La Ztl viene quindi ritenuta necessaria da sindaco e assessori per una serie di motivi ben precisi. Intanto per l’elevata frequentazione pedonale sui due corsi con la presenza costante di veicoli che ne riduce la sicurezza e la qualità della fruizione. C’è poi la questione della inefficacia delle regole attuali sul carico-scarico. Le ordinanze comunali attuali «che regolamentano le operazioni di carico e scarico merci nelle suddette aree, nonostante la previsione di fasce orarie dedicate, non si sono rivelate sufficienti a disciplinare il flusso dei veicoli della logistica. Si riscontra con frequenza il mancato rispetto degli orari stabiliti, con la conseguenza che i Corsi risultano invasi da veicoli commerciali anche durante fasce orarie particolarmente sensibili al transito pedonale, creando intralcio e situazioni di pericolo». In particolare in Corso Garibladi, la main street di Ancona interessata anche da un progetto di riqualificazione della illuminazione e degli arredi, la compresenza di veicoli e grandi flussi di persone crea situazioni di rischio, soprattutto nelle fasce orarie più affollate. La Ztl permetterebbe invece un controllo più rigoroso degli accessi.
L’obiettivo politico è quello di privilegiare i pedoni, migliorando vivibilità, decoro urbano e qualità dello spazio pubblico.
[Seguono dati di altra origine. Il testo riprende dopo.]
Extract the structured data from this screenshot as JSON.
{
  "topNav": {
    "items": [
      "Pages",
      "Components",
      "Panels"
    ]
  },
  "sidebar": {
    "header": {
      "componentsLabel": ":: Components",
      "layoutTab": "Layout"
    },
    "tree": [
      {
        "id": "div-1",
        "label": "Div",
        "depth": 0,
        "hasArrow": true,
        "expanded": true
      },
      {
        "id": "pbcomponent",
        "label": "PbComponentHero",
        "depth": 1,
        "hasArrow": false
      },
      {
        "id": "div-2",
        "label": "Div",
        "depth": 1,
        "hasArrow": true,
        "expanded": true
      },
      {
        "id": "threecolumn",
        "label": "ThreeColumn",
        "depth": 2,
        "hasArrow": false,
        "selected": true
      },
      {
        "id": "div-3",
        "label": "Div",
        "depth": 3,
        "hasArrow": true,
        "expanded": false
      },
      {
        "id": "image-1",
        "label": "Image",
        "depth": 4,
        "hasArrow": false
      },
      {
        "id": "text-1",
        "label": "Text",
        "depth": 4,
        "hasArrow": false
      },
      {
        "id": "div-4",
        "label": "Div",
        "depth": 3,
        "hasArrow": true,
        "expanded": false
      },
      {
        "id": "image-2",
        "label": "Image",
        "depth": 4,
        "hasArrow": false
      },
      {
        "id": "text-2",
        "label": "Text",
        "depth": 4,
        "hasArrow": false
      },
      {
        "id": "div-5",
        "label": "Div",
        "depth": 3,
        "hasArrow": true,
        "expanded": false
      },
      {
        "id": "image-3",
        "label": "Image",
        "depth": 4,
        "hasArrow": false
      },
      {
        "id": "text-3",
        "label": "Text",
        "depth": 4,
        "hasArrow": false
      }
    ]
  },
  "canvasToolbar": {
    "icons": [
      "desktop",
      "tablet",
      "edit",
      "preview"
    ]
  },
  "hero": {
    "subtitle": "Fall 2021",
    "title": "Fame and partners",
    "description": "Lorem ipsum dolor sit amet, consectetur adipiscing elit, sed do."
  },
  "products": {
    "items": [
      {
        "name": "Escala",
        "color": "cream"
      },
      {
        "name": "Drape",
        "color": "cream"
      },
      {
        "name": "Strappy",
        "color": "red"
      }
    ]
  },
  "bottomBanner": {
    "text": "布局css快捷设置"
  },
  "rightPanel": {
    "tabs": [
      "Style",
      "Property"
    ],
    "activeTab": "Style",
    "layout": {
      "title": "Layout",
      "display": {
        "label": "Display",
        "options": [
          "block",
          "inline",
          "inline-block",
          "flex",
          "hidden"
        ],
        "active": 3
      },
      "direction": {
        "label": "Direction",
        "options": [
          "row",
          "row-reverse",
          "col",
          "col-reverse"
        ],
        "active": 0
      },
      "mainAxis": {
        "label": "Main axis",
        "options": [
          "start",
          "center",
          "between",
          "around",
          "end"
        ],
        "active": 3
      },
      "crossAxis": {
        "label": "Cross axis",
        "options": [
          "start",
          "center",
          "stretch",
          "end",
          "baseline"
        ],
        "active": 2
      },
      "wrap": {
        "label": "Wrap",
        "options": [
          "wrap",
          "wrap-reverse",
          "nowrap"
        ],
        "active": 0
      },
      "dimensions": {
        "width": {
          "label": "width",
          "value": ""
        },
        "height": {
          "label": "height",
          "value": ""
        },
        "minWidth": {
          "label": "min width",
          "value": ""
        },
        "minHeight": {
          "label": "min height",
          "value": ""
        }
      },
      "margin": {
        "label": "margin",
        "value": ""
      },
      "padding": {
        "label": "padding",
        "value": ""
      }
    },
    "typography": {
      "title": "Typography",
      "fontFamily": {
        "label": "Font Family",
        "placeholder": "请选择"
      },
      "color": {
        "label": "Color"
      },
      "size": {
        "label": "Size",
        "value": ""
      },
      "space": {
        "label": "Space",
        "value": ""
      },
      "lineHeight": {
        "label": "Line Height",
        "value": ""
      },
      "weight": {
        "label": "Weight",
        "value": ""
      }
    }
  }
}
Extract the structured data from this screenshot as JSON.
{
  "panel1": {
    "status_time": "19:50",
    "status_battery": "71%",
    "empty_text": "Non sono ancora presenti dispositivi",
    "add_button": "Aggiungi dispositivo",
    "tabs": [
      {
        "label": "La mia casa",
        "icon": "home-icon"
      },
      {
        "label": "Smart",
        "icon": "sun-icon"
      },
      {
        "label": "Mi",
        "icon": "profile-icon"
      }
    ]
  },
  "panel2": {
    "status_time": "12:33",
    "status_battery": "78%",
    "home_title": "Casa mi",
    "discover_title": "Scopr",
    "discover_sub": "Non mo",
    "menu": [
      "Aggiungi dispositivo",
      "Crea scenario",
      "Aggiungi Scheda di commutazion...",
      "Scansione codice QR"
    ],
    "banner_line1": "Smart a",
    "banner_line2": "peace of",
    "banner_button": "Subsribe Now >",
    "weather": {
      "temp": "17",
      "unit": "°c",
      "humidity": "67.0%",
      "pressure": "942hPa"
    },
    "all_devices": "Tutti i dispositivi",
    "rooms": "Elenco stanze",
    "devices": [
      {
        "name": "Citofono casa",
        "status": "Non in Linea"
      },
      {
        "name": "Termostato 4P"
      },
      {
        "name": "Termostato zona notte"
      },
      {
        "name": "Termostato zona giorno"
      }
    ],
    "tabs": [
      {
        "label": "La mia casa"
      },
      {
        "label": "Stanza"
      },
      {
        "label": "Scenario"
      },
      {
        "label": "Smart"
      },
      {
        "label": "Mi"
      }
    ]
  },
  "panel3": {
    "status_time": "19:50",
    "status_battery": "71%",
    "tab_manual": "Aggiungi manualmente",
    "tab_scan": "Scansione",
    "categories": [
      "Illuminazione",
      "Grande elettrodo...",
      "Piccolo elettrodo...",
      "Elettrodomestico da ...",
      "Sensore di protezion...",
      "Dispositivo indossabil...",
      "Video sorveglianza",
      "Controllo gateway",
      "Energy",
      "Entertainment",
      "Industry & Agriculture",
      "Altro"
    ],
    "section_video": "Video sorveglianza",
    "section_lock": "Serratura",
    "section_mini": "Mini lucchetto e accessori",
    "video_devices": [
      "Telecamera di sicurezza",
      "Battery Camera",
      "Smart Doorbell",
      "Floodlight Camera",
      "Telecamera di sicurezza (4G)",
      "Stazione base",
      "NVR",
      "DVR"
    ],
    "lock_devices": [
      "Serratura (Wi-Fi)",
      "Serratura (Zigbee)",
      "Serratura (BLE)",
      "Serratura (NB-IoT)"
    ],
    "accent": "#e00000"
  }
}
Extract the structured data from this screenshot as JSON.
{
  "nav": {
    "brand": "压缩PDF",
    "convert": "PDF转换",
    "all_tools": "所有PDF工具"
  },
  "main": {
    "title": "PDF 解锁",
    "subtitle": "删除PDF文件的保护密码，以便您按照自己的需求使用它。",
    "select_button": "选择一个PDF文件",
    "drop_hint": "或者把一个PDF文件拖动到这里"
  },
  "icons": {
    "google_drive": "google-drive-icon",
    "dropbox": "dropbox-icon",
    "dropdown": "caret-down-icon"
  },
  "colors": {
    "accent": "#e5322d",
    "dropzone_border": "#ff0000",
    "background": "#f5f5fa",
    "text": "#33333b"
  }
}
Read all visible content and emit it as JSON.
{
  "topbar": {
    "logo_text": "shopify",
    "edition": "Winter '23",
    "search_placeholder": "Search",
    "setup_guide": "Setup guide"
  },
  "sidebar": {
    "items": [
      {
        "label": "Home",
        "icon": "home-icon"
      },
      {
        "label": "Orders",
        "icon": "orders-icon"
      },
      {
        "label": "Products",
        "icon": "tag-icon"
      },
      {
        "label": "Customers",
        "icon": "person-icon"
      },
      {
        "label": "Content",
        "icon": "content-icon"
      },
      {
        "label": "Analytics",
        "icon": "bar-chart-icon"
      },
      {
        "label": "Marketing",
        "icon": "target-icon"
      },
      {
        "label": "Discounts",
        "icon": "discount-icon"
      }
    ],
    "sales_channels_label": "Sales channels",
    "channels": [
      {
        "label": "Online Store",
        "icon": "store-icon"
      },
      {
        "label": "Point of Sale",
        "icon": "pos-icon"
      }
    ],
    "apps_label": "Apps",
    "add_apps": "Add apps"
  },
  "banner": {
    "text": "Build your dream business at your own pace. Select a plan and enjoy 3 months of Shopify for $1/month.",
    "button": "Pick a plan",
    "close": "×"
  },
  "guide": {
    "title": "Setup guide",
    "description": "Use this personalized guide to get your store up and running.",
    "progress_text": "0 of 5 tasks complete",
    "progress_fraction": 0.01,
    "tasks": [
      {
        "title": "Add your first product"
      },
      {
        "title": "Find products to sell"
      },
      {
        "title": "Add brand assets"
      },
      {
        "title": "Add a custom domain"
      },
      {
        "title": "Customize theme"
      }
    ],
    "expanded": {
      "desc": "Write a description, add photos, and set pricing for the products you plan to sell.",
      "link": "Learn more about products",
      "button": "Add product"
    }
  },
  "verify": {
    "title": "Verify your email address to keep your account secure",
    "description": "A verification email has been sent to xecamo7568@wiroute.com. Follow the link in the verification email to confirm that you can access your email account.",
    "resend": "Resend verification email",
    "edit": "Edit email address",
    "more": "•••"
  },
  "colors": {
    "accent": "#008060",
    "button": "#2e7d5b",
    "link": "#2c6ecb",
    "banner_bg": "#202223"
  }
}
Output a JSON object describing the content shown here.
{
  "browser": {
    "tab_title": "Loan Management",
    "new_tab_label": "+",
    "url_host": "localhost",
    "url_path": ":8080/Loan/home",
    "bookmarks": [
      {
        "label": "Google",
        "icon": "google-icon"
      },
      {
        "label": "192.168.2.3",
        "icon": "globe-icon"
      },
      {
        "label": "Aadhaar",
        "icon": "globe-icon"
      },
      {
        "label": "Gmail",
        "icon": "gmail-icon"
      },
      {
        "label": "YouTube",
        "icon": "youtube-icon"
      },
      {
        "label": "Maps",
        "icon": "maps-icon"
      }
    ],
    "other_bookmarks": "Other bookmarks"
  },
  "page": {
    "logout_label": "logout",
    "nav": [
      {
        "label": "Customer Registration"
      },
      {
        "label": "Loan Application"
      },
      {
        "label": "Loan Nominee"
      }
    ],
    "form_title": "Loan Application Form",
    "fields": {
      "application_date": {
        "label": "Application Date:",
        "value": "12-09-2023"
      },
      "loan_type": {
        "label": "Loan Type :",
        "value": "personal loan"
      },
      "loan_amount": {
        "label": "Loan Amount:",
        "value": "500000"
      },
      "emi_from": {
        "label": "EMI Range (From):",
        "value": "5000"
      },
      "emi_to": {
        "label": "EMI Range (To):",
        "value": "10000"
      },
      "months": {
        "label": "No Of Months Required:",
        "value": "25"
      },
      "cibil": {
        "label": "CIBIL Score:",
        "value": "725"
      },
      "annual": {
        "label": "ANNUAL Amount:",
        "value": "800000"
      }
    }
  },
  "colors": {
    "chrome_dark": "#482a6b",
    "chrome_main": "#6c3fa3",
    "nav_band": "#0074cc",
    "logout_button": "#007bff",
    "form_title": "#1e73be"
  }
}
Il Comune, per questi motivi, ha già abbozzato un percorso di dialogo con associazioni di categoria, comitati dei residenti e operatori della logistica per individuare soluzioni condivise. «Questa Amministrazione ha già avviato un percorso di confronto con le associazioni di categoria, i comitati dei residenti e gli operatori della logistica per condividere la necessità di un nuovo regime di accesso» prosegue l’atto. Con la Ztl sarà eventualmente possibile installare varchi elettronici, soggetti ad approvazione ministeriale, per impedire l’accesso non autorizzato e far rispettare le regole in modo automatico. La trasformazione in Ztl di Corso Garibaldi e Corso Mazzini viene vista pertanto come soluzione di equilibrio tra le diverse esigenze. «E’ opportuno e strategico, al fine di contemperare le esigenze degli operatori economici con la prioritaria tutela della mobilità pedonale e della sicurezza, procedere allo studio di soluzioni idonee alla risoluzione delle problematiche riscontrate anche prevedendo la trasformazione dell’isola pedonale in una Zona a Traffico Limitato (Ztl) nell’area di interesse e valutando la possibilità di installare un sistema di controllo elettronico degli accessi a norma di legge a seguito dell’approvazione Ministeriale» specifica la delibera.